I’ve done them both. They both share the same length, the same physical emotion, pain, and yet a sick joy all at the same time. It’s like war through there. There has been a lot before and there is still more to come.

Allan Iacuone, former Australian road and CX champ (Currently in Belgium and had just missed the ride)

“I have just awoken to the Ghosts of the Christmas Belgie , relived, rewritten, revived, past, present and future. Like snippets from a dream, and having to piece the missing sectors together throughout the day. 

“Please keep the sector stories coming so I can have a full picture of the Belgie on hand at any moment to make sure I never forget.”

Lisa Jacobs, three-time Australian CX champ

“The Belgie. The best prep for a CX World Cup season this side of Europe. 

Cam MacDonald, Bike Gallery co-owner (Sardines and Ouzo)

“‘But what’s up with the sardines and the ouzo?’ … For many, it seems like a strange way to celebrate one of the hardest rides of the year.. For the Belgie however it goes back to the original finishing spot in Richmond at Dimitris Feast!

“We’d wind our way on the challenging parcours that makes the Belgie so unique only to be greeted by the warmth of the courtyard heaters that often were ablaze in the depths of winter. The highlight of the menu was the sardines on toast and in true Greek or “Belgie” style, a toast to the ride with a shot of Ouzo … an acknowledgment of getting out on bikes and enjoying the company of the unique individuals that make up Melbourne’s best bunch ride.”
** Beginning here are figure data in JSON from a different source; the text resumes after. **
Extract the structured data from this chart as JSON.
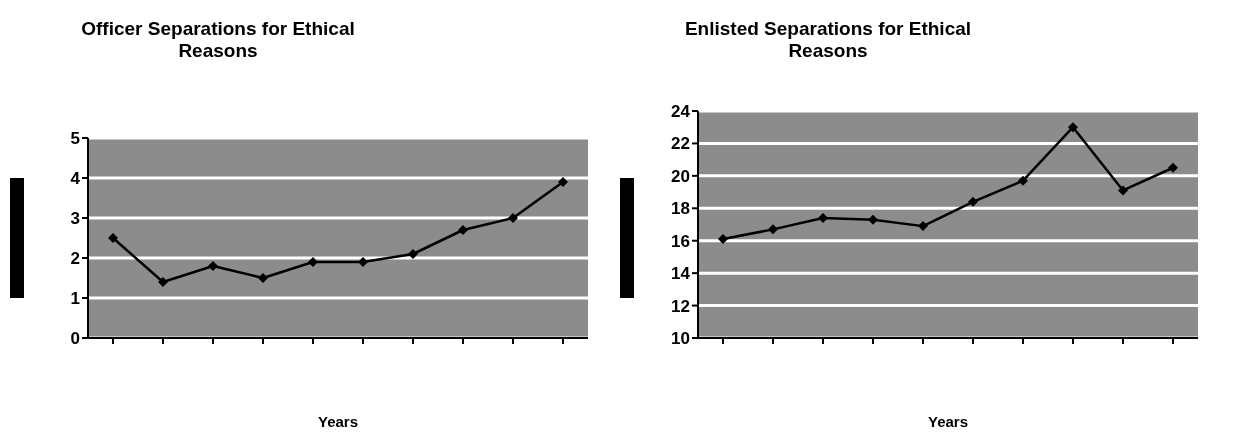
{
  "chart_data": [
    {
      "type": "line",
      "title": "Officer Separations for Ethical Reasons",
      "xlabel": "Years",
      "categories": [
        null,
        null,
        null,
        null,
        null,
        null,
        null,
        null,
        null,
        null
      ],
      "series": [
        {
          "color": "#000000",
          "values": [
            2.5,
            1.4,
            1.8,
            1.5,
            1.9,
            1.9,
            2.1,
            2.7,
            3.0,
            3.9
          ]
        }
      ],
      "ylim": [
        0,
        5
      ],
      "yticks": [
        0,
        1,
        2,
        3,
        4,
        5
      ],
      "grid": "y",
      "legend": false,
      "marker": "diamond",
      "line_style": "solid"
    },
    {
      "type": "line",
      "title": "Enlisted Separations for Ethical Reasons",
      "xlabel": "Years",
      "categories": [
        null,
        null,
        null,
        null,
        null,
        null,
        null,
        null,
        null,
        null
      ],
      "series": [
        {
          "color": "#000000",
          "values": [
            16.1,
            16.7,
            17.4,
            17.3,
            16.9,
            18.4,
            19.7,
            23.0,
            19.1,
            20.5
          ]
        }
      ],
      "ylim": [
        10,
        24
      ],
      "yticks": [
        10,
        12,
        14,
        16,
        18,
        20,
        22,
        24
      ],
      "grid": "y",
      "legend": false,
      "marker": "diamond",
      "line_style": "solid"
    }
  ]
}
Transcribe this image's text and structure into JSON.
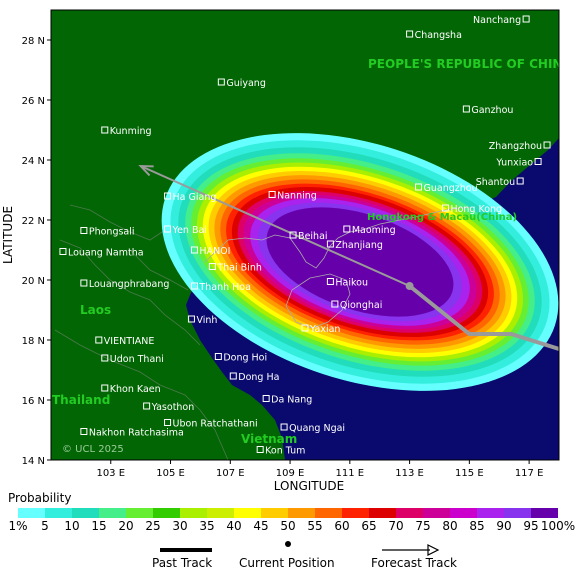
{
  "map": {
    "country_label": "PEOPLE'S REPUBLIC OF CHINA",
    "region_labels": [
      "Laos",
      "Thailand",
      "Vietnam",
      "Hongkong & Macau(China)"
    ],
    "copyright": "© UCL 2025",
    "x_axis_title": "LONGITUDE",
    "y_axis_title": "LATITUDE",
    "lon_ticks": [
      "103 E",
      "105 E",
      "107 E",
      "109 E",
      "111 E",
      "113 E",
      "115 E",
      "117 E"
    ],
    "lat_ticks": [
      "28 N",
      "26 N",
      "24 N",
      "22 N",
      "20 N",
      "18 N",
      "16 N",
      "14 N"
    ],
    "lon_range": [
      101,
      118
    ],
    "lat_range": [
      14,
      29
    ],
    "colors": {
      "ocean": "#0a0a6e",
      "land": "#036605",
      "track": "#9a9a9a"
    },
    "cities": [
      {
        "name": "Nanchang",
        "lon": 116.9,
        "lat": 28.7
      },
      {
        "name": "Changsha",
        "lon": 113.0,
        "lat": 28.2
      },
      {
        "name": "Guiyang",
        "lon": 106.7,
        "lat": 26.6
      },
      {
        "name": "Ganzhou",
        "lon": 114.9,
        "lat": 25.7
      },
      {
        "name": "Kunming",
        "lon": 102.8,
        "lat": 25.0
      },
      {
        "name": "Zhangzhou",
        "lon": 117.6,
        "lat": 24.5
      },
      {
        "name": "Yunxiao",
        "lon": 117.3,
        "lat": 23.95
      },
      {
        "name": "Guangzhou",
        "lon": 113.3,
        "lat": 23.1
      },
      {
        "name": "Shantou",
        "lon": 116.7,
        "lat": 23.3
      },
      {
        "name": "Nanning",
        "lon": 108.4,
        "lat": 22.85
      },
      {
        "name": "Ha Giang",
        "lon": 104.9,
        "lat": 22.8
      },
      {
        "name": "Phongsali",
        "lon": 102.1,
        "lat": 21.65
      },
      {
        "name": "Yen Bai",
        "lon": 104.9,
        "lat": 21.7
      },
      {
        "name": "Beihai",
        "lon": 109.1,
        "lat": 21.5
      },
      {
        "name": "Maoming",
        "lon": 110.9,
        "lat": 21.7
      },
      {
        "name": "Hong Kong",
        "lon": 114.2,
        "lat": 22.4
      },
      {
        "name": "HANOI",
        "lon": 105.8,
        "lat": 21.0
      },
      {
        "name": "Zhanjiang",
        "lon": 110.35,
        "lat": 21.2
      },
      {
        "name": "Louang Namtha",
        "lon": 101.4,
        "lat": 20.95
      },
      {
        "name": "Thai Binh",
        "lon": 106.4,
        "lat": 20.45
      },
      {
        "name": "Haikou",
        "lon": 110.35,
        "lat": 19.95
      },
      {
        "name": "Louangphrabang",
        "lon": 102.1,
        "lat": 19.9
      },
      {
        "name": "Thanh Hoa",
        "lon": 105.8,
        "lat": 19.8
      },
      {
        "name": "Qionghai",
        "lon": 110.5,
        "lat": 19.2
      },
      {
        "name": "Vinh",
        "lon": 105.7,
        "lat": 18.7
      },
      {
        "name": "Yaxian",
        "lon": 109.5,
        "lat": 18.4
      },
      {
        "name": "VIENTIANE",
        "lon": 102.6,
        "lat": 18.0
      },
      {
        "name": "Udon Thani",
        "lon": 102.8,
        "lat": 17.4
      },
      {
        "name": "Dong Hoi",
        "lon": 106.6,
        "lat": 17.45
      },
      {
        "name": "Dong Ha",
        "lon": 107.1,
        "lat": 16.8
      },
      {
        "name": "Khon Kaen",
        "lon": 102.8,
        "lat": 16.4
      },
      {
        "name": "Da Nang",
        "lon": 108.2,
        "lat": 16.05
      },
      {
        "name": "Yasothon",
        "lon": 104.2,
        "lat": 15.8
      },
      {
        "name": "Ubon Ratchathani",
        "lon": 104.9,
        "lat": 15.25
      },
      {
        "name": "Nakhon Ratchasima",
        "lon": 102.1,
        "lat": 14.95
      },
      {
        "name": "Quang Ngai",
        "lon": 108.8,
        "lat": 15.1
      },
      {
        "name": "Kon Tum",
        "lon": 108.0,
        "lat": 14.35
      }
    ],
    "past_track": [
      {
        "lon": 118.0,
        "lat": 17.7
      },
      {
        "lon": 116.4,
        "lat": 18.2
      },
      {
        "lon": 115.0,
        "lat": 18.2
      },
      {
        "lon": 113.0,
        "lat": 19.8
      }
    ],
    "current_position": {
      "lon": 113.0,
      "lat": 19.8
    },
    "forecast_track": [
      {
        "lon": 113.0,
        "lat": 19.8
      },
      {
        "lon": 104.0,
        "lat": 23.8
      }
    ]
  },
  "legend": {
    "title": "Probability",
    "tick_labels": [
      "1%",
      "5",
      "10",
      "15",
      "20",
      "25",
      "30",
      "35",
      "40",
      "45",
      "50",
      "55",
      "60",
      "65",
      "70",
      "75",
      "80",
      "85",
      "90",
      "95",
      "100%"
    ],
    "colors": [
      "#66ffff",
      "#33eedd",
      "#22ddbb",
      "#44ee88",
      "#66ee33",
      "#33cc00",
      "#aaee00",
      "#ccee00",
      "#ffff00",
      "#ffcc00",
      "#ff9900",
      "#ff6600",
      "#ff2200",
      "#dd0000",
      "#dd0066",
      "#cc0099",
      "#cc00cc",
      "#aa22ee",
      "#8833ee",
      "#6600aa"
    ],
    "key_past": "Past Track",
    "key_current": "Current Position",
    "key_forecast": "Forecast Track"
  }
}
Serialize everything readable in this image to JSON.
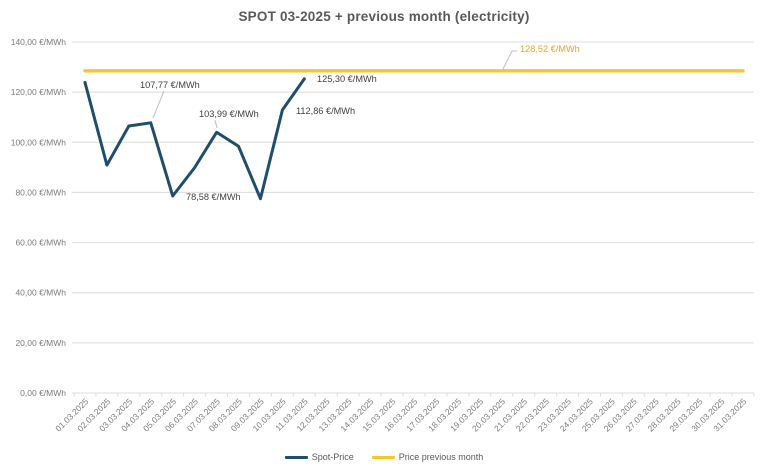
{
  "title": "SPOT 03-2025 + previous month (electricity)",
  "legend": {
    "spot_label": "Spot-Price",
    "prev_label": "Price previous month"
  },
  "colors": {
    "spot_line": "#1F4E6B",
    "prev_line": "#FCC32B",
    "prev_label_text": "#E2A42C",
    "grid": "#DCDCDC",
    "axis_text": "#7A7A7A",
    "data_label_text": "#404040",
    "leader_line": "#BFBFBF",
    "title_text": "#595959"
  },
  "chart_data": {
    "type": "line",
    "title": "SPOT 03-2025 + previous month (electricity)",
    "xlabel": "",
    "ylabel": "",
    "ylim": [
      0,
      140
    ],
    "grid": true,
    "legend_position": "bottom",
    "y_ticks": [
      {
        "value": 0,
        "label": "0,00 €/MWh"
      },
      {
        "value": 20,
        "label": "20,00 €/MWh"
      },
      {
        "value": 40,
        "label": "40,00 €/MWh"
      },
      {
        "value": 60,
        "label": "60,00 €/MWh"
      },
      {
        "value": 80,
        "label": "80,00 €/MWh"
      },
      {
        "value": 100,
        "label": "100,00 €/MWh"
      },
      {
        "value": 120,
        "label": "120,00 €/MWh"
      },
      {
        "value": 140,
        "label": "140,00 €/MWh"
      }
    ],
    "categories": [
      "01.03.2025",
      "02.03.2025",
      "03.03.2025",
      "04.03.2025",
      "05.03.2025",
      "06.03.2025",
      "07.03.2025",
      "08.03.2025",
      "09.03.2025",
      "10.03.2025",
      "11.03.2025",
      "12.03.2025",
      "13.03.2025",
      "14.03.2025",
      "15.03.2025",
      "16.03.2025",
      "17.03.2025",
      "18.03.2025",
      "19.03.2025",
      "20.03.2025",
      "21.03.2025",
      "22.03.2025",
      "23.03.2025",
      "24.03.2025",
      "25.03.2025",
      "26.03.2025",
      "27.03.2025",
      "28.03.2025",
      "29.03.2025",
      "30.03.2025",
      "31.03.2025"
    ],
    "series": [
      {
        "name": "Spot-Price",
        "type": "line",
        "color": "#1F4E6B",
        "values": [
          123.9,
          90.9,
          106.5,
          107.77,
          78.58,
          89.9,
          103.99,
          98.4,
          77.5,
          112.86,
          125.3
        ]
      },
      {
        "name": "Price previous month",
        "type": "line",
        "color": "#FCC32B",
        "constant": 128.52
      }
    ],
    "data_labels": [
      {
        "series": "Spot-Price",
        "category": "04.03.2025",
        "text": "107,77 €/MWh"
      },
      {
        "series": "Spot-Price",
        "category": "05.03.2025",
        "text": "78,58 €/MWh"
      },
      {
        "series": "Spot-Price",
        "category": "07.03.2025",
        "text": "103,99 €/MWh"
      },
      {
        "series": "Spot-Price",
        "category": "10.03.2025",
        "text": "112,86 €/MWh"
      },
      {
        "series": "Spot-Price",
        "category": "11.03.2025",
        "text": "125,30 €/MWh"
      },
      {
        "series": "Price previous month",
        "text": "128,52 €/MWh"
      }
    ]
  }
}
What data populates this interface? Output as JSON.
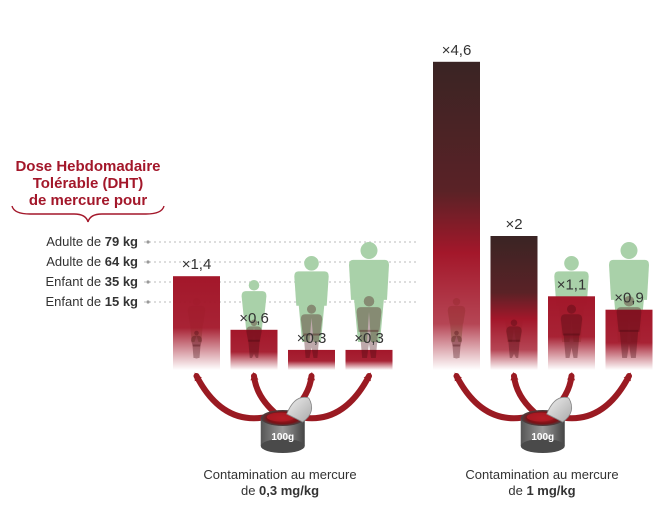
{
  "legend_title": {
    "line1": "Dose Hebdomadaire",
    "line2": "Tolérable (DHT)",
    "line3": "de mercure pour"
  },
  "colors": {
    "bar_red": "#a3172a",
    "bar_dark": "#3a2424",
    "silhouette": "#a9d1a9",
    "arrow": "#9a1a22",
    "title_red": "#a3172a"
  },
  "chart_data": [
    {
      "type": "bar",
      "reference_levels": [
        {
          "label": "Adulte de",
          "weight": "79 kg",
          "value": 1.0
        },
        {
          "label": "Adulte de",
          "weight": "64 kg",
          "value": 1.0
        },
        {
          "label": "Enfant de",
          "weight": "35 kg",
          "value": 1.0
        },
        {
          "label": "Enfant de",
          "weight": "15 kg",
          "value": 1.0
        }
      ],
      "groups": [
        {
          "caption_line1": "Contamination au mercure",
          "caption_prefix": "de ",
          "caption_bold": "0,3 mg/kg",
          "can_label": "100g",
          "bars": [
            {
              "person": "Enfant de 15 kg",
              "value": 1.4,
              "label": "×1,4"
            },
            {
              "person": "Enfant de 35 kg",
              "value": 0.6,
              "label": "×0,6"
            },
            {
              "person": "Adulte de 64 kg",
              "value": 0.3,
              "label": "×0,3"
            },
            {
              "person": "Adulte de 79 kg",
              "value": 0.3,
              "label": "×0,3"
            }
          ]
        },
        {
          "caption_line1": "Contamination au mercure",
          "caption_prefix": "de ",
          "caption_bold": "1 mg/kg",
          "can_label": "100g",
          "bars": [
            {
              "person": "Enfant de 15 kg",
              "value": 4.6,
              "label": "×4,6"
            },
            {
              "person": "Enfant de 35 kg",
              "value": 2,
              "label": "×2"
            },
            {
              "person": "Adulte de 64 kg",
              "value": 1.1,
              "label": "×1,1"
            },
            {
              "person": "Adulte de 79 kg",
              "value": 0.9,
              "label": "×0,9"
            }
          ]
        }
      ]
    }
  ]
}
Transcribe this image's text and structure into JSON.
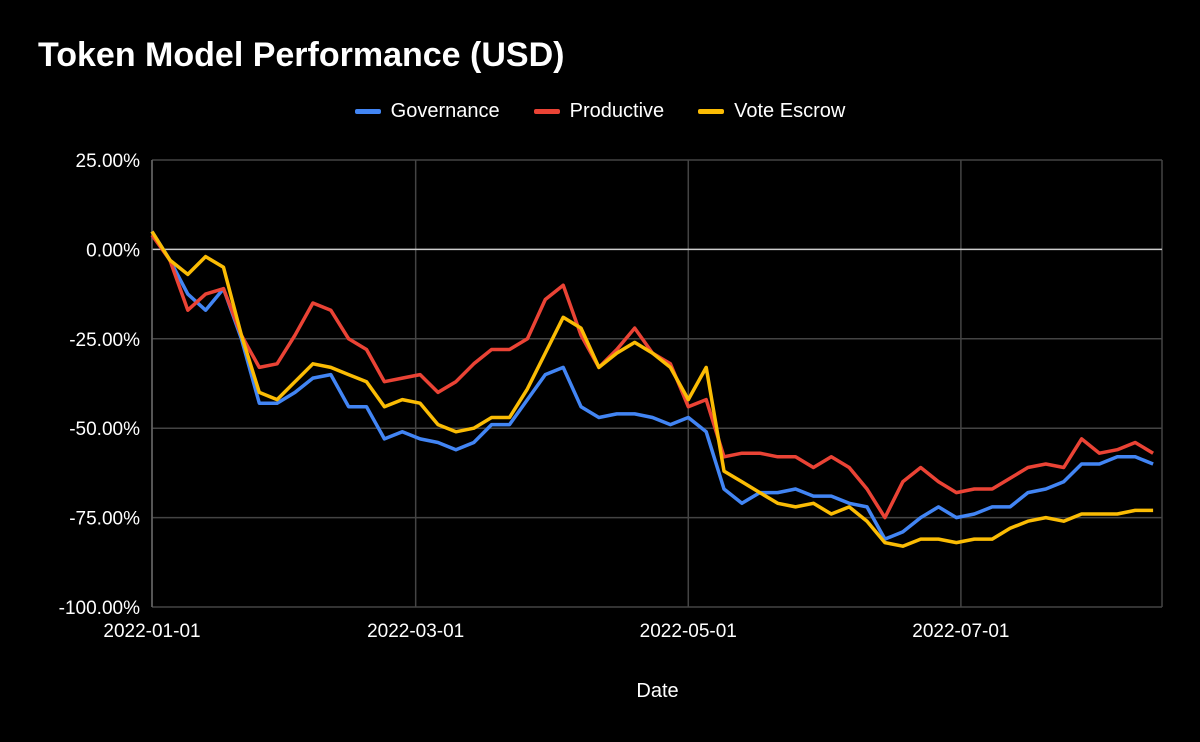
{
  "chart_data": {
    "type": "line",
    "title": "Token Model Performance (USD)",
    "xlabel": "Date",
    "ylabel": "",
    "ylim": [
      -100,
      25
    ],
    "xlim": [
      "2022-01-01",
      "2022-08-15"
    ],
    "yticks": [
      "25.00%",
      "0.00%",
      "-25.00%",
      "-50.00%",
      "-75.00%",
      "-100.00%"
    ],
    "ytick_values": [
      25,
      0,
      -25,
      -50,
      -75,
      -100
    ],
    "xticks": [
      "2022-01-01",
      "2022-03-01",
      "2022-05-01",
      "2022-07-01"
    ],
    "grid": true,
    "legend": "top",
    "x": [
      "2022-01-01",
      "2022-01-05",
      "2022-01-09",
      "2022-01-13",
      "2022-01-17",
      "2022-01-21",
      "2022-01-25",
      "2022-01-29",
      "2022-02-02",
      "2022-02-06",
      "2022-02-10",
      "2022-02-14",
      "2022-02-18",
      "2022-02-22",
      "2022-02-26",
      "2022-03-02",
      "2022-03-06",
      "2022-03-10",
      "2022-03-14",
      "2022-03-18",
      "2022-03-22",
      "2022-03-26",
      "2022-03-30",
      "2022-04-03",
      "2022-04-07",
      "2022-04-11",
      "2022-04-15",
      "2022-04-19",
      "2022-04-23",
      "2022-04-27",
      "2022-05-01",
      "2022-05-05",
      "2022-05-09",
      "2022-05-13",
      "2022-05-17",
      "2022-05-21",
      "2022-05-25",
      "2022-05-29",
      "2022-06-02",
      "2022-06-06",
      "2022-06-10",
      "2022-06-14",
      "2022-06-18",
      "2022-06-22",
      "2022-06-26",
      "2022-06-30",
      "2022-07-04",
      "2022-07-08",
      "2022-07-12",
      "2022-07-16",
      "2022-07-20",
      "2022-07-24",
      "2022-07-28",
      "2022-08-01",
      "2022-08-05",
      "2022-08-09",
      "2022-08-13"
    ],
    "series": [
      {
        "name": "Governance",
        "color": "#4285f4",
        "values": [
          5,
          -3,
          -12.5,
          -17,
          -11,
          -25,
          -43,
          -43,
          -40,
          -36,
          -35,
          -44,
          -44,
          -53,
          -51,
          -53,
          -54,
          -56,
          -54,
          -49,
          -49,
          -42,
          -35,
          -33,
          -44,
          -47,
          -46,
          -46,
          -47,
          -49,
          -47,
          -51,
          -67,
          -71,
          -68,
          -68,
          -67,
          -69,
          -69,
          -71,
          -72,
          -81,
          -79,
          -75,
          -72,
          -75,
          -74,
          -72,
          -72,
          -68,
          -67,
          -65,
          -60,
          -60,
          -58,
          -58,
          -60
        ]
      },
      {
        "name": "Productive",
        "color": "#ea4335",
        "values": [
          4,
          -3,
          -17,
          -12.5,
          -11,
          -24,
          -33,
          -32,
          -24,
          -15,
          -17,
          -25,
          -28,
          -37,
          -36,
          -35,
          -40,
          -37,
          -32,
          -28,
          -28,
          -25,
          -14,
          -10,
          -24,
          -33,
          -28,
          -22,
          -29,
          -32,
          -44,
          -42,
          -58,
          -57,
          -57,
          -58,
          -58,
          -61,
          -58,
          -61,
          -67,
          -75,
          -65,
          -61,
          -65,
          -68,
          -67,
          -67,
          -64,
          -61,
          -60,
          -61,
          -53,
          -57,
          -56,
          -54,
          -57
        ]
      },
      {
        "name": "Vote Escrow",
        "color": "#fbbc04",
        "values": [
          5,
          -3,
          -7,
          -2,
          -5,
          -24,
          -40,
          -42,
          -37,
          -32,
          -33,
          -35,
          -37,
          -44,
          -42,
          -43,
          -49,
          -51,
          -50,
          -47,
          -47,
          -39,
          -29,
          -19,
          -22,
          -33,
          -29,
          -26,
          -29,
          -33,
          -42,
          -33,
          -62,
          -65,
          -68,
          -71,
          -72,
          -71,
          -74,
          -72,
          -76,
          -82,
          -83,
          -81,
          -81,
          -82,
          -81,
          -81,
          -78,
          -76,
          -75,
          -76,
          -74,
          -74,
          -74,
          -73,
          -73
        ]
      }
    ]
  }
}
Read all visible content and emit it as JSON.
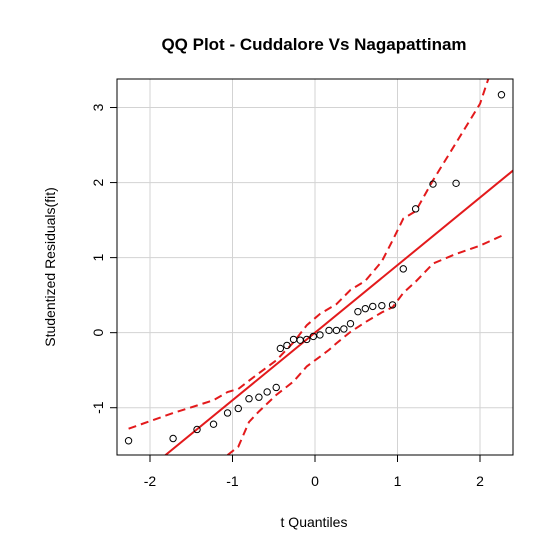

Cam McDonald’s circa-2007 AIS jersey is arguably the best worst kit ever made.

For me, it’s not about a single sector, it’s all about these stories. My favourite Belgie is one of synchronised chaos, when we have riders, strewn all over course, weaving in and out of sectors, shortcuts and each other. An ‘active’ handicap, evolving and unfolding in front of you. The Belgie train may wait for no cyclist, it may be an aggressive ride, but there is no agro. “Good morning”s are dolled out to pedestrians, and being a dick is not condoned. It may not be a ride for everyone, but everyone is most welcome. And this is exactly what this year’s Xmas Belgie was all about.

Oh, and if you want to know more about the Xmas Belgie, well then, see you next year.